Thirty years ago August 29, the main Soviet nuclear testing site, located in eastern Kazakhstan, was officially shut down. The closure was the result of a remarkable and often overlooked anti-nuclear movement that arose in opposition to Soviet nuclear tests at the Semipalatinsk site. Kazakhstan's anti-nuclear movement Nevada-Semipalatinsk was linked closely with Western anti-nuclear testing movements, and together they leveraged the Soviet testing halt to advance a series of steps that would lead to the conclusion of the Comprehensive Test Ban Treaty (CTBT) in 1996.
On the occasion of the International Day Against Nuclear Tests (Aug. 29), we invite you to a special virtual briefing on the events that led to end of nuclear testing in Kazakstan and how it helped change the course of nuclear history.

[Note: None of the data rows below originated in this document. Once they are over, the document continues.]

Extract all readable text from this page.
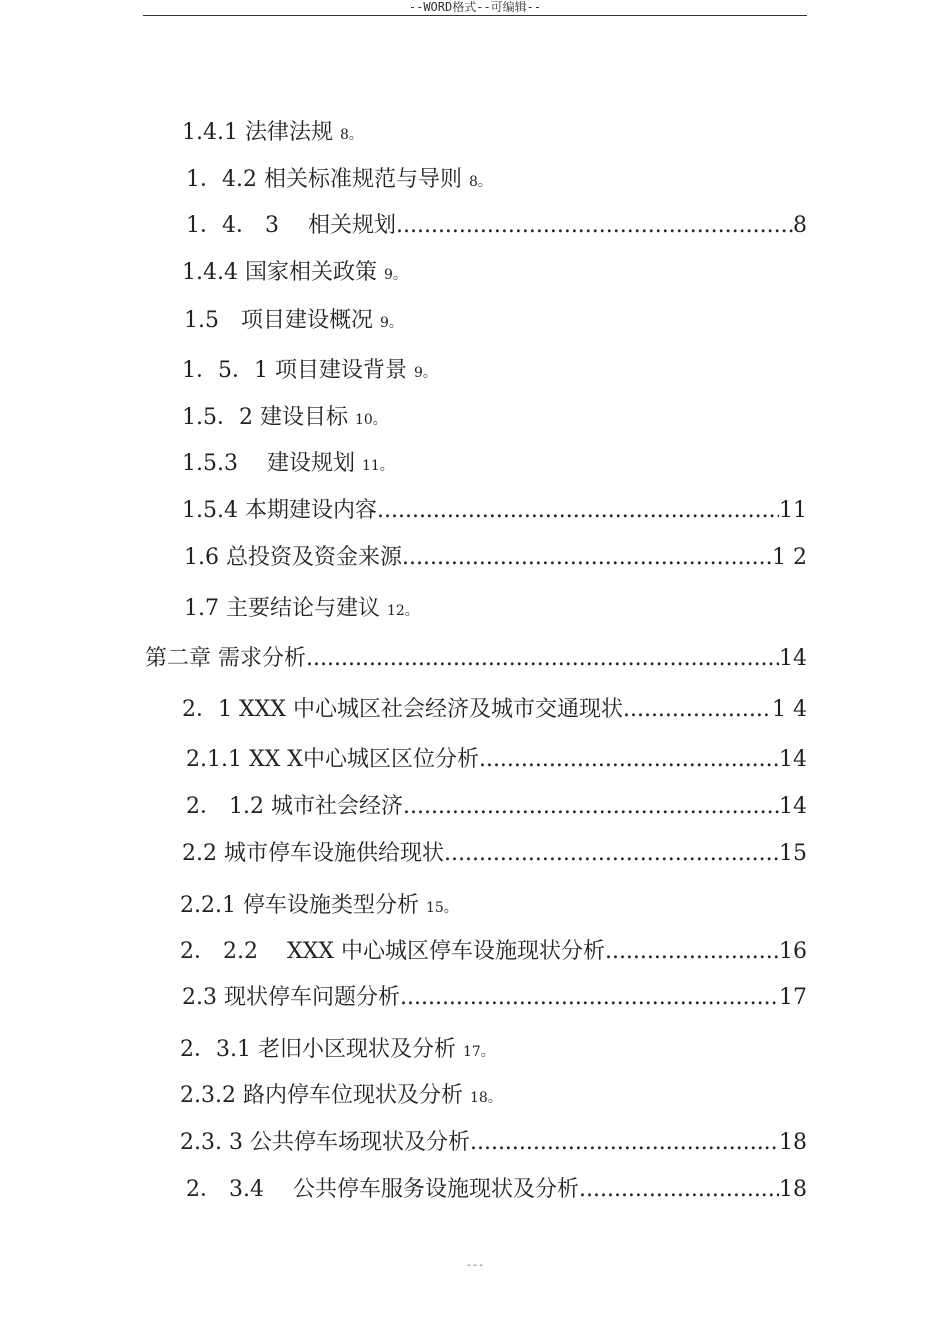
--WORD格式--可编辑--
1.4.1 法律法规 8。
1．4.2 相关标准规范与导则 8。
1．4． 3　 相关规划 .....	8
1.4.4 国家相关政策 9。
1.5　项目建设概况 9。
1．5．1 项目建设背景 9。
1.5．2 建设目标 10。
1.5.3　 建设规划 11。
1.5.4 本期建设内容 .....	11
1.6 总投资及资金来源 .....	1 2
1.7 主要结论与建议 12。
第二章 需求分析 .....	14
2．1 XXX 中心城区社会经济及城市交通现状 .....	1 4
2.1.1 XX X中心城区区位分析 .....	14
2． 1.2 城市社会经济 .....	14
2.2 城市停车设施供给现状 .....	15
2.2.1 停车设施类型分析 15。
2． 2.2　 XXX 中心城区停车设施现状分析 .....	16
2.3 现状停车问题分析 .....	17
2．3.1 老旧小区现状及分析 17。
2.3.2 路内停车位现状及分析 18。
2.3. 3 公共停车场现状及分析 .....	18
2． 3.4　 公共停车服务设施现状及分析 .....	18
---
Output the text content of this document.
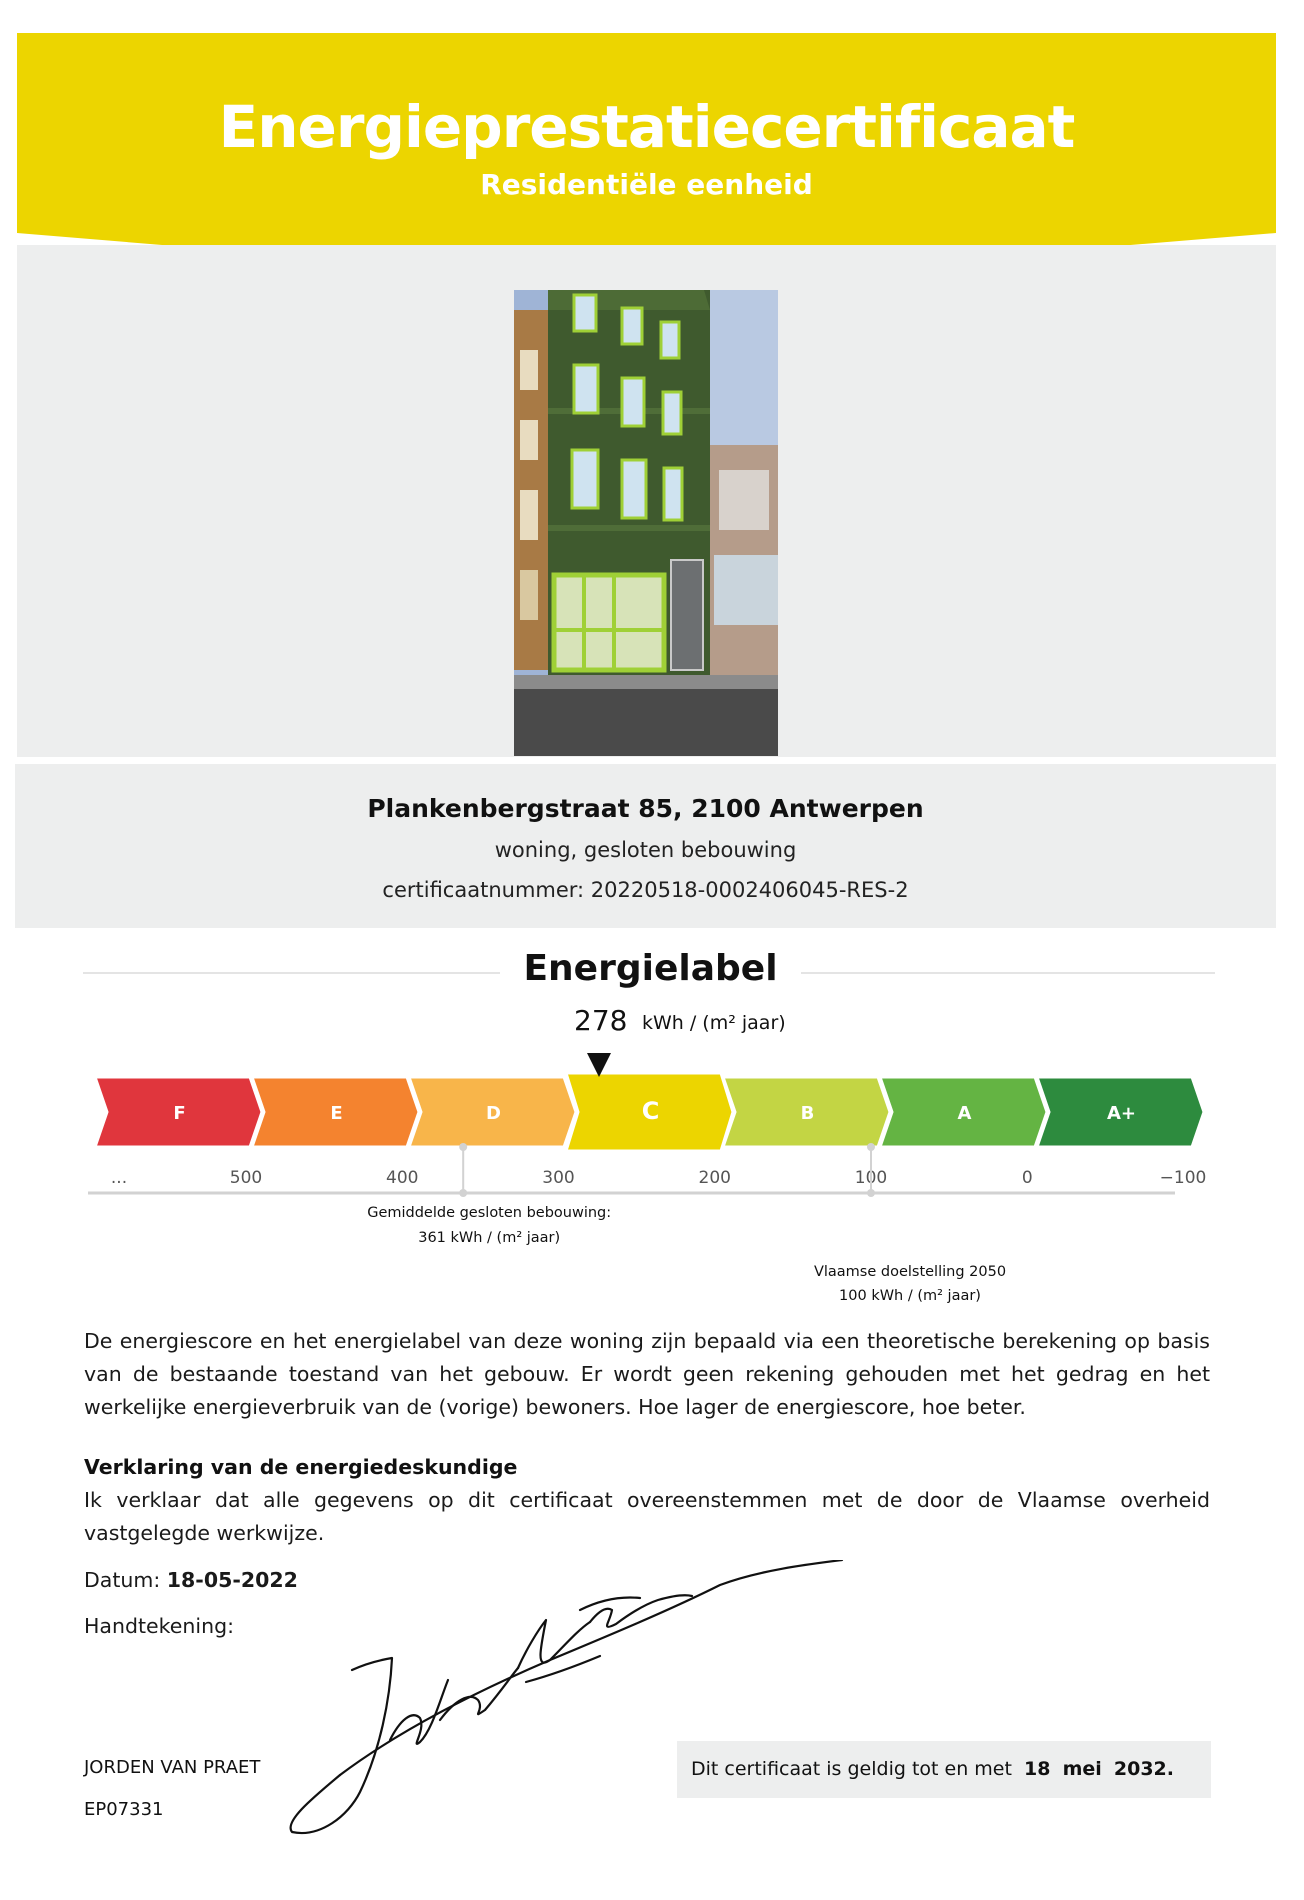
Energieprestatiecertificaat
Residentiële eenheid
Plankenbergstraat 85, 2100 Antwerpen
woning, gesloten bebouwing
certificaatnummer: 20220518-0002406045-RES-2
Energielabel
278 kWh / (m² jaar)
F	E	D	C	B	A	A+
...	500	400	300	200	100	0	−100
Gemiddelde gesloten bebouwing:
361 kWh / (m² jaar)
Vlaamse doelstelling 2050
100 kWh / (m² jaar)
De energiescore en het energielabel van deze woning zijn bepaald via een theoretische berekening op basis van de bestaande toestand van het gebouw. Er wordt geen rekening gehouden met het gedrag en het werkelijke energieverbruik van de (vorige) bewoners. Hoe lager de energiescore, hoe beter.
Verklaring van de energiedeskundige
Ik verklaar dat alle gegevens op dit certificaat overeenstemmen met de door de Vlaamse overheid vastgelegde werkwijze.
Datum: 18-05-2022
Handtekening:
JORDEN VAN PRAET
EP07331
Dit certificaat is geldig tot en met 18 mei 2032.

HE Yerzhan Ashikbayev, Ambassador of Kazakhstan to the United States
Speakers and Topics:
- Kazakhstan’s Closure of the Semipalatinsk Nuclear Test Site — Togzhan Kassenova, senior fellow with the Project on International Security, Commerce, and Economic Statecraft at the Center for Policy Research at the University at Albany, SUNY. She is the author of the forthcoming book Atomic Steppe: How Kazakhstan Gave Up the Bomb (Stanford Press, Feb. 2022).
- The impact of Kazakhstan’s anti-nuclear movement on the global anti-nuclear movement – Mary-Wynne Ashford, International Physicians Against Nuclear War Canada.
- The impact of the closure of the Semipalatinsk nuclear test site on the Soviet & US moratoriums on nuclear testing, and subsequent opening for signature of the CTBT – Daryl G. Kimball, executive director, Arms Control Association.
Moderator: Dr. Francesca Giovannini, Executive Director, Managing the Atom project at Harvard's Belfer Center. Dr. Giovannini is the author of the new article “The CTBT at 25 and Beyond” in the forthcoming September issue of Arms Control Today.
Following comments from the speakers, there will be a question-and-answer session.